Tabel 5: Primers voor de PCR van ARG's in kweekbare bacteriën. De verschillende ARGs die in deze studie worden gebruikt, samen met hun respectieve primersequenties, worden weergegeven. De verwachte grootte van het amplicon wordt gegeven in basenparen. Ook de gloeitemperatuur van elke primerset wordt vermeld.

Antibioticum  Concentratie van antibioticum (μg/ml) CFU/ml
- - 3,0 x 109
Ctx 3 4,5 x 107
CIP 0.5 3,2 x 108
K 15 9,6 x 105
E 20 1,6 x 108
VA 3 1,2 x 109

Tabel 6: Totaal aantal en antibioticaresistente bacteriën. Vijf antibiotica werden gebruikt voor de eerste isolatie van de antibioticaresistente bacteriën uit het watermonster. De totale bacterietellingen (zonder antibiotica) en de AR-bacterietellingen worden gepresenteerd in termen van kolonievormende eenheden per milliliter (CFU/ml). Afkortingen: AR = antibioticaresistent; CFU = kolonievormende eenheden; CTX = cefotaxime; CIP = ciprofloxacine; K = kanamycine; E = erytromycine; VA = vancomycine.

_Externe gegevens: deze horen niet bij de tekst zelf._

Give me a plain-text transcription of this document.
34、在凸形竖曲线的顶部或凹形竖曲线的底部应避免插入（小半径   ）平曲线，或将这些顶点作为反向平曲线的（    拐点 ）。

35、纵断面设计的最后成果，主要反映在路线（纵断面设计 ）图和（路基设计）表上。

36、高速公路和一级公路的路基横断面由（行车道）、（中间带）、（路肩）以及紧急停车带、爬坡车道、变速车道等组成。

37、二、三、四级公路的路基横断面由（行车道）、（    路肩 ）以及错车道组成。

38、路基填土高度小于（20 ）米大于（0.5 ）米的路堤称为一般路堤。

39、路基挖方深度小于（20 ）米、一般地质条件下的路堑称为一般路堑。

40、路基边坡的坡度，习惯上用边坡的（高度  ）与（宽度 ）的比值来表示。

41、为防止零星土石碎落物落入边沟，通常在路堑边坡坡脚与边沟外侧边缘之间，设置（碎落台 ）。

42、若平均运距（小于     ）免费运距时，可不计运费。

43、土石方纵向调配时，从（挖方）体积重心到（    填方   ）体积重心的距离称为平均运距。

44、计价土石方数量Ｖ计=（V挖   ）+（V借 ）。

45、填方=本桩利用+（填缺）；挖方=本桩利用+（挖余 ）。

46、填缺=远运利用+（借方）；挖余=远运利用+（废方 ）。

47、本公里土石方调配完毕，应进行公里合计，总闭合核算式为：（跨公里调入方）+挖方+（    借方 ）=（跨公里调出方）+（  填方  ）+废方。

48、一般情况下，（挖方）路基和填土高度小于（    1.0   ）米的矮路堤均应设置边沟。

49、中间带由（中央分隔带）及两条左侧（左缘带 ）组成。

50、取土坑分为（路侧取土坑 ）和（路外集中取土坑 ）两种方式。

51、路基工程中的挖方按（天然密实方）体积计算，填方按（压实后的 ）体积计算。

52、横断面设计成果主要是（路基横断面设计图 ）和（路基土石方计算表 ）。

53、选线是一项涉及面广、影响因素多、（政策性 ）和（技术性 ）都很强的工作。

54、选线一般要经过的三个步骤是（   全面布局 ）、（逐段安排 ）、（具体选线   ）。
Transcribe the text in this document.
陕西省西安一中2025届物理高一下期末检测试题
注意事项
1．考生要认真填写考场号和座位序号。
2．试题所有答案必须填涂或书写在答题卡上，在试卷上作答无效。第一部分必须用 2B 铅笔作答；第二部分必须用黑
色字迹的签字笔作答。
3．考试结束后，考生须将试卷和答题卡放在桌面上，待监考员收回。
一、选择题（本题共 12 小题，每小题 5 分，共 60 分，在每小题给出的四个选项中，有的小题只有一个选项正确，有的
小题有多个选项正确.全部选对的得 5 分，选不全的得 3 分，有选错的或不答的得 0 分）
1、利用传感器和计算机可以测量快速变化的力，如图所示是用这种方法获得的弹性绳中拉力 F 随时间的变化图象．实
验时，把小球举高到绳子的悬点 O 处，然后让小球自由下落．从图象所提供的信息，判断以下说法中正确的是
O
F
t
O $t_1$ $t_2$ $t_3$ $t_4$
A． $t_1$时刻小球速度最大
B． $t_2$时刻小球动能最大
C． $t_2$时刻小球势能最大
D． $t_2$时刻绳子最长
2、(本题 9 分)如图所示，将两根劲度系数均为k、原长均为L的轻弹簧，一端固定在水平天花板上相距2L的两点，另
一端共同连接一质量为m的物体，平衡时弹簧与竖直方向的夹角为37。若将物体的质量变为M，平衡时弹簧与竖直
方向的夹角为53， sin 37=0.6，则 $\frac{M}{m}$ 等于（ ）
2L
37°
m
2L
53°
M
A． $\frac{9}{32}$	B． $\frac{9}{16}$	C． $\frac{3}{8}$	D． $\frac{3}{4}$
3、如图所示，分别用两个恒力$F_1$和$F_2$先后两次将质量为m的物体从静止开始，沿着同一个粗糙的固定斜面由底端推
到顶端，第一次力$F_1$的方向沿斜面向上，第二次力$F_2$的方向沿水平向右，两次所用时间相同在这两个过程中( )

Code isoleren Microorganisms Familie
1 Escherichia coli Enterobacteriaceae
2 Escherichia coli Enterobacteriaceae
3 Escherichia coli Enterobacteriaceae
4 Escherichia coli Enterobacteriaceae
5 Escherichia coli Enterobacteriaceae
6 Escherichia coli Enterobacteriaceae
7 Klebsiella pneumoniae Enterobacteriaceae
8 Klebsiella pneumoniae Enterobacteriaceae
9 Klebsiella pneumoniae Enterobacteriaceae
10 Klebsiella pneumoniae Enterobacteriaceae
11 Comamonas spp. Comamonadaceae
12 Comamonas spp. Comamonadaceae
13 Micrococcus spp. Micrococcaceae
14 Arthrobacter spp. Micrococcaceae
15 Aeromonas spp. Aeromonadaceae

Tabel 7: Identificatie van antibioticaresistente isolaten door 16S rRNA-gensequencing. Colony PCR werd uitgevoerd voor elk isolaat met behulp van 16S rRNA-genspecifieke primers. De verkregen amplicons werden vervolgens gesequenced en geïdentificeerd met behulp van geschikte bioinformatica-hulpmiddelen.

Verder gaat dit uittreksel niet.